Don Juan procura eludir las
conversaciones sobre asuntos eventualmente polémicos de los que pueda opinar cualquier mentecato sin necesidad de fundamentar ni argumentar las
opiniones: entran en el saco la religión, la política o el fútbol, por
ejemplo. Desde la enfermedad la tendencia se ha reforzado: como aquel gran silo
de discreción —y escritor imponente—, don Juan cree preferible perder una
discusión antes que perder el tiempo. Por otra parte, don Juan, siempre que
viene al caso, se manifiesta muy en contra del dicho —mucho más dicho que
practicado, la verdad— de que todas las opiniones son igualmente
respetables. No: hay opiniones respetables, pero un número considerable de
ellas no merecen respeto ninguno, sino toneladas de desprecio. Con nosotros se
permite la excepción: porque nos estima, porque —reconózcanmelo ustedes, por favor— no somos completamente estúpidos, y quizá porque rara vez le llevamos la contraria.
Hoy —qué remedio— ha tenido que hablar de Trump: asunto ideal para estarse callado. Le ha costado a don Juan meterse en harina, pero,
aunque con alguna repugnancia, como millones de personas de todos los lugares de la
tierra, sucumbe: habla de Trump.
—Probablemente, Trump es un hombre inteligente, listo y pérfido. Es
inteligente porque ha detectado con perspicacia las pulsiones primitivas de sus
compatriotas, es listo porque ha sabido exponerlas crudamente, y es pérfido por exacerbarlas y
usarlas en su propio beneficio. Pero no es el primero: por no quedarnos muy
cerca, los demagogos griegos sabían también hacer esto mismo estupendamente. O Daniel Ortega, a quien amaron tantos españoles.
—Es lo que pasa en las democracias —apunta uno, no sabemos
si en serio.
—No —replica contundente don Juan—. La democracia
representativa es un sistema político muy imperfecto, pero no se ha inventado
otro mejor.

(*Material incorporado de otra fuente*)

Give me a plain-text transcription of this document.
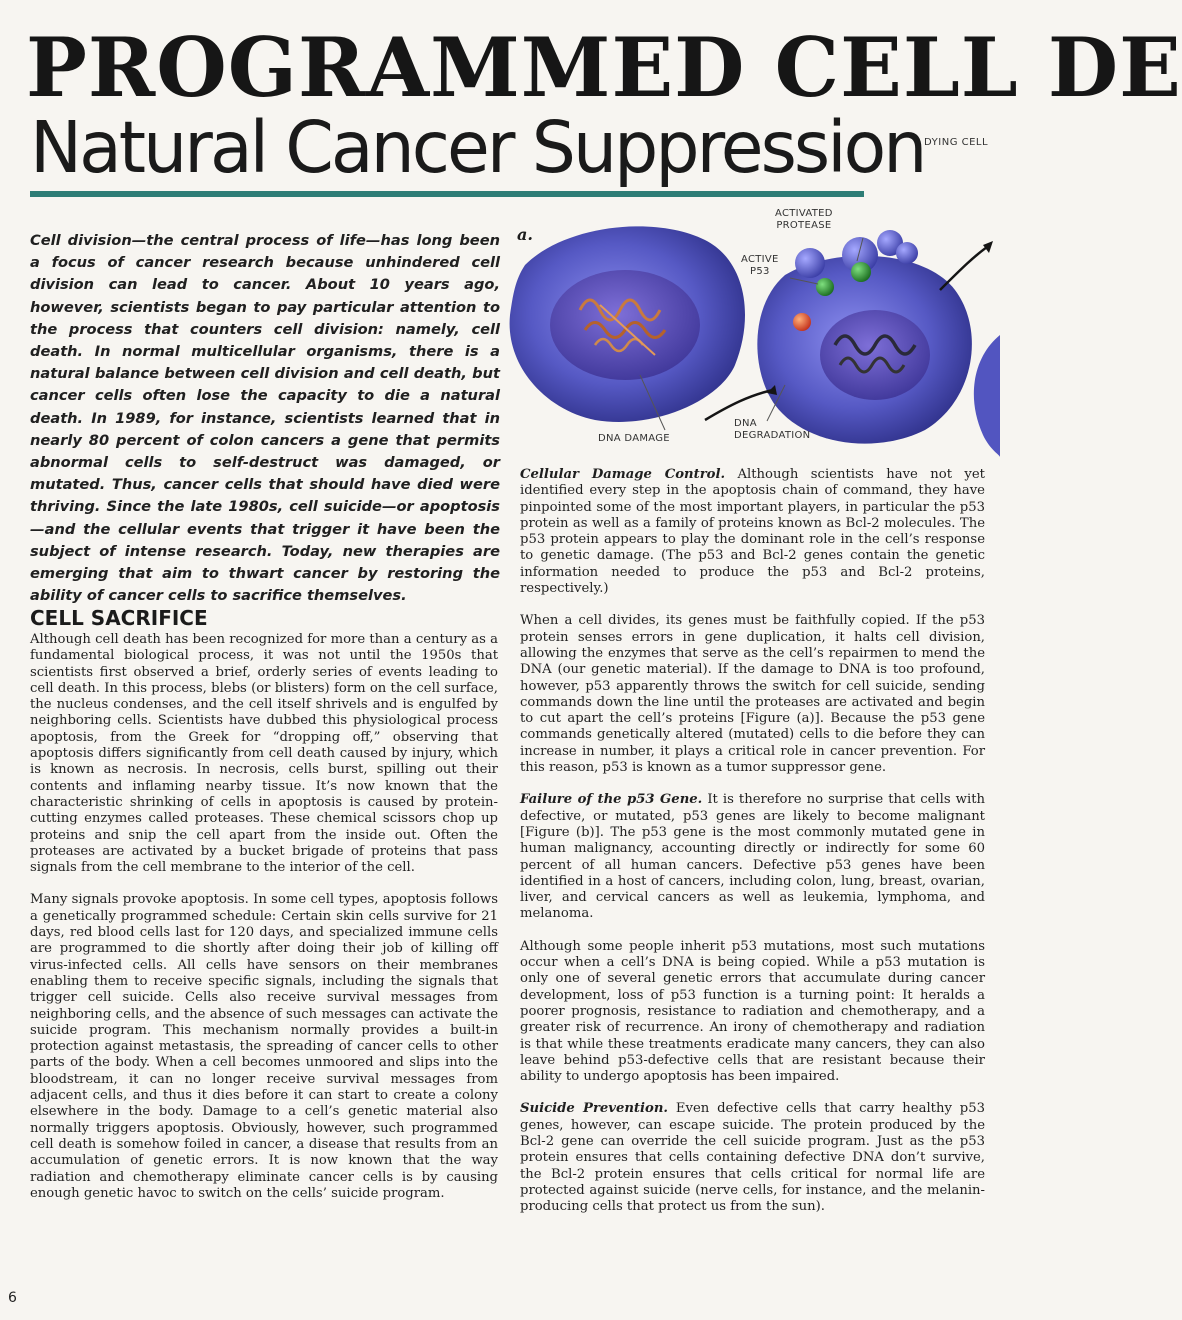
PROGRAMMED CELL DE
Natural Cancer Suppression DYING CELL

Cell division—the central process of life—has long been a focus of cancer research because unhindered cell division can lead to cancer. About 10 years ago, however, scientists began to pay particular attention to the process that counters cell division: namely, cell death. In normal multicellular organisms, there is a natural balance between cell division and cell death, but cancer cells often lose the capacity to die a natural death. In 1989, for instance, scientists learned that in nearly 80 percent of colon cancers a gene that permits abnormal cells to self-destruct was damaged, or mutated. Thus, cancer cells that should have died were thriving. Since the late 1980s, cell suicide—or apoptosis—and the cellular events that trigger it have been the subject of intense research. Today, new therapies are emerging that aim to thwart cancer by restoring the ability of cancer cells to sacrifice themselves.

a.
ACTIVATED
PROTEASE
ACTIVE
P53
DNA DAMAGE
DNA
DEGRADATION
CELL SACRIFICE

Although cell death has been recognized for more than a century as a fundamental biological process, it was not until the 1950s that scientists first observed a brief, orderly series of events leading to cell death. In this process, blebs (or blisters) form on the cell surface, the nucleus condenses, and the cell itself shrivels and is engulfed by neighboring cells. Scientists have dubbed this physiological process apoptosis, from the Greek for “dropping off,” observing that apoptosis differs significantly from cell death caused by injury, which is known as necrosis. In necrosis, cells burst, spilling out their contents and inflaming nearby tissue. It’s now known that the characteristic shrinking of cells in apoptosis is caused by protein-cutting enzymes called proteases. These chemical scissors chop up proteins and snip the cell apart from the inside out. Often the proteases are activated by a bucket brigade of proteins that pass signals from the cell membrane to the interior of the cell.

Many signals provoke apoptosis. In some cell types, apoptosis follows a genetically programmed schedule: Certain skin cells survive for 21 days, red blood cells last for 120 days, and specialized immune cells are programmed to die shortly after doing their job of killing off virus-infected cells. All cells have sensors on their membranes enabling them to receive specific signals, including the signals that trigger cell suicide. Cells also receive survival messages from neighboring cells, and the absence of such messages can activate the suicide program. This mechanism normally provides a built-in protection against metastasis, the spreading of cancer cells to other parts of the body. When a cell becomes unmoored and slips into the bloodstream, it can no longer receive survival messages from adjacent cells, and thus it dies before it can start to create a colony elsewhere in the body. Damage to a cell’s genetic material also normally triggers apoptosis. Obviously, however, such programmed cell death is somehow foiled in cancer, a disease that results from an accumulation of genetic errors. It is now known that the way radiation and chemotherapy eliminate cancer cells is by causing enough genetic havoc to switch on the cells’ suicide program.

Cellular Damage Control. Although scientists have not yet identified every step in the apoptosis chain of command, they have pinpointed some of the most important players, in particular the p53 protein as well as a family of proteins known as Bcl-2 molecules. The p53 protein appears to play the dominant role in the cell’s response to genetic damage. (The p53 and Bcl-2 genes contain the genetic information needed to produce the p53 and Bcl-2 proteins, respectively.)

When a cell divides, its genes must be faithfully copied. If the p53 protein senses errors in gene duplication, it halts cell division, allowing the enzymes that serve as the cell’s repairmen to mend the DNA (our genetic material). If the damage to DNA is too profound, however, p53 apparently throws the switch for cell suicide, sending commands down the line until the proteases are activated and begin to cut apart the cell’s proteins [Figure (a)]. Because the p53 gene commands genetically altered (mutated) cells to die before they can increase in number, it plays a critical role in cancer prevention. For this reason, p53 is known as a tumor suppressor gene.

Failure of the p53 Gene. It is therefore no surprise that cells with defective, or mutated, p53 genes are likely to become malignant [Figure (b)]. The p53 gene is the most commonly mutated gene in human malignancy, accounting directly or indirectly for some 60 percent of all human cancers. Defective p53 genes have been identified in a host of cancers, including colon, lung, breast, ovarian, liver, and cervical cancers as well as leukemia, lymphoma, and melanoma.

Although some people inherit p53 mutations, most such mutations occur when a cell’s DNA is being copied. While a p53 mutation is only one of several genetic errors that accumulate during cancer development, loss of p53 function is a turning point: It heralds a poorer prognosis, resistance to radiation and chemotherapy, and a greater risk of recurrence. An irony of chemotherapy and radiation is that while these treatments eradicate many cancers, they can also leave behind p53-defective cells that are resistant because their ability to undergo apoptosis has been impaired.

Suicide Prevention. Even defective cells that carry healthy p53 genes, however, can escape suicide. The protein produced by the Bcl-2 gene can override the cell suicide program. Just as the p53 protein ensures that cells containing defective DNA don’t survive, the Bcl-2 protein ensures that cells critical for normal life are protected against suicide (nerve cells, for instance, and the melanin-producing cells that protect us from the sun).

6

Quienes están en contra suelen decir que cómo va a valer lo mismo el
voto de un eminente científico que el de un pobre pordiosero, o dicen —y es
perverso— que si solo votaran los jóvenes… Todo el mundo debe votar,
naturalmente, porque a todo el mundo le afectan las decisiones políticas; pero
la discusión política debe mantenerse en el ámbito de la convivencia política —es
decir, de lo común, no de lo privado— y en ella solo se deben usar medios
políticos: la exposición de hechos y su manejo mediante argumentos racionales.
Que eso sea así efectivamente es responsabilidad de los políticos genuinos:
de los que no pretenden manipular sino convencer, de los que miran por los intereses
generales, de los que apaciguan y no incendian, y de los que saben que —por desgracia, pero inevitablemente— lo
natural del ser humano no es la racionalidad, la convivencia pacífica, el
desprendimiento… sino todo lo contrario: estamos demasiado cerca todavía
de la sabana.
—Hay pocos políticos así.
—Quiero creer que no. Pero es cierto que ahora han
coincidido bastantes demagogos en muchos países y se han hecho extraordinariamente
visibles. Todos ellos tienen un rasgo común: abominan de la democracia
representativa, de su parsimoniosa lentitud, de las cautelas que pone para no ofender
y de su exasperante e ininteligible burocracia. Estos nuevos políticos traen bien identificados los males, conocen las causas y causantes, halagan nuestros peores instintos, y ofrecen remedios rápidos y eficacísimos: en
cuanto confiemos en ellos se instalará la dicha en este valle de lágrimas. Habrá
que eliminar a los enemigos y a los
que no se chupan el dedo: no importa.
—Pero nadie esperaba que en la democracia más antigua del
mundo pasara lo que ha pasado.
—Todos los seres humanos somos iguales. En la mayoría de
nosotros, la razón es apenas un
apéndice añadido recientemente a la pura y salvaje animalidad en la que se ha
instalado y, como piloto inexperto, aún no controla del todo el vehículo en el
que viaja.
—¿Hay sesenta millones de bobos salvajes en los Estados
Unidos?
—No lo creo: hay casi sesenta millones de personas frágiles
y desvalidas como nosotros que han mordido el anzuelo de un estupendo pescador.
Confío en que Trump no sea tan bestia como aparenta, en que lo suyo fuera táctica para ganar las elecciones.
No estoy seguro, pero me lo callo: temo que se haya
abierto la veda contra la democracia representativa, la única democracia digna
del nombre. Pasó en los años treinta: ahora sabemos que los antidemócratas de
derechas —los fascistas— eran esencialmente idénticos a los antidemócratas de
izquierdas —los comunistas—, y que la identidad radicaba, precisamente, en el enemigo que ambos combatían con igual saña: la democracia representativa liberal. Habría que recordarlo a los desmemoriados.